Below is one possible representation of s1 = “great”:
great
/ \
gr eat
/ \ / \
g r e at
/ \
a t
To scramble the string, we may choose any non-leaf node and swap its two children.
For example, if we choose the node “gr” and swap its two children, it produces a scrambled string “rgeat”.
rgeat
/ \
rg eat
/ \ / \
r g e at
/ \
a t
We say that “rgeat” is a scrambled string of “great”.
Similarly, if we continue to swap the children of nodes “eat” and “at”, it produces a scrambled string “rgtae”.
rgtae
/ \
rg tae
/ \ / \
r g ta e
/ \
t a
We say that “rgtae” is a scrambled string of “great”.

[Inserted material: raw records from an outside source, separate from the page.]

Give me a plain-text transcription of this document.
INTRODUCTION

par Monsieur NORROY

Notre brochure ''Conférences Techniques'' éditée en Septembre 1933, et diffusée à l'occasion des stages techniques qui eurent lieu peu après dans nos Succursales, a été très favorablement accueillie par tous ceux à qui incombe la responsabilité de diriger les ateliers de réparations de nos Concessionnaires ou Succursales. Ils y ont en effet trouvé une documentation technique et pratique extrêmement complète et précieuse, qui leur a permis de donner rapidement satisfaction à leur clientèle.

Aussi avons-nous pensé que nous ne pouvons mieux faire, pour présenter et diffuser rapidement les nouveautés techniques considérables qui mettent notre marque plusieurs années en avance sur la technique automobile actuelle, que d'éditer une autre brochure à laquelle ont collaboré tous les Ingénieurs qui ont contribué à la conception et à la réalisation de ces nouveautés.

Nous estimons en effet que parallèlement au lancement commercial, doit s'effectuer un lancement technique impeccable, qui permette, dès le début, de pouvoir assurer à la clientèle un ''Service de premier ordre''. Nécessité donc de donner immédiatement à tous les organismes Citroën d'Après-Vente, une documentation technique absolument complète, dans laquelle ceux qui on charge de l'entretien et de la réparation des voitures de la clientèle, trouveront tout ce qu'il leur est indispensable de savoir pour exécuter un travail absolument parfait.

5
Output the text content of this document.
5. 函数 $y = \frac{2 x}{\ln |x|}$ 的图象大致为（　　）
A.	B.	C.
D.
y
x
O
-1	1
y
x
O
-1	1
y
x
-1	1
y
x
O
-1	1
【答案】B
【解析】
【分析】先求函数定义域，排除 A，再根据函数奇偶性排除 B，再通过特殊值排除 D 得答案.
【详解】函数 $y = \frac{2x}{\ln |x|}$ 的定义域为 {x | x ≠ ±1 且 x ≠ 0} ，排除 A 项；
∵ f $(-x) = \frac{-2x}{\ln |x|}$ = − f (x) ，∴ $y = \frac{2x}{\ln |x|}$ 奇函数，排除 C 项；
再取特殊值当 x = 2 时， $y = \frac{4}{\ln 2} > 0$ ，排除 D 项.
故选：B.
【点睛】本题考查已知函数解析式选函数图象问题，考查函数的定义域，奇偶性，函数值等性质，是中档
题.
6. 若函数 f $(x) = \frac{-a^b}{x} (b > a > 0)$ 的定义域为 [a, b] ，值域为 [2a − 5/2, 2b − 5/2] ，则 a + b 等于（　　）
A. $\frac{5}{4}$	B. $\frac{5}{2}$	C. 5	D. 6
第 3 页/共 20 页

Given two strings s1 and s2 of the same length, determine if s2 is a scrambled string of s1.
Thought:
Recursion is the most easiest way to do this. Because we don’t know at which point the string got scrambled, so we need to start the second position, split string to two halves and do the same to s2, and check to see if both splited string are scrambled.
In order to avoid TLE, we can sort both string, if their sorted version are not the same, then return false.
Note there are two ways to scramble s2. Start from beginning or start from the end.
Code:
public boolean isScramble(String s1, String s2) {
if (s1.length () != s2.length ())
return false;
if (s1.equals (s2))
return true;
char[] c1 = s1.toCharArray ();
char[] c2 = s2.toCharArray ();
Arrays.sort (c1);
Arrays.sort (c2);
if (!new String (c1).equals (new String (c2)))
return false;
for (int i = 1; i < s1.length (); i++) {
String s11 = s1.substring (0, i);
String s12 = s1.substring (i);
String s21 = s2.substring (0, i);
String s22 = s2.substring (i);
if (isScramble (s11, s21) && isScramble (s12, s22))
return true;
s21 = s2.substring (s2.length () - i);
s22 = s2.substring (0, s2.length () - i);
if (isScramble (s11, s21) && isScramble (s12, s22))
return true;
}
return false;
}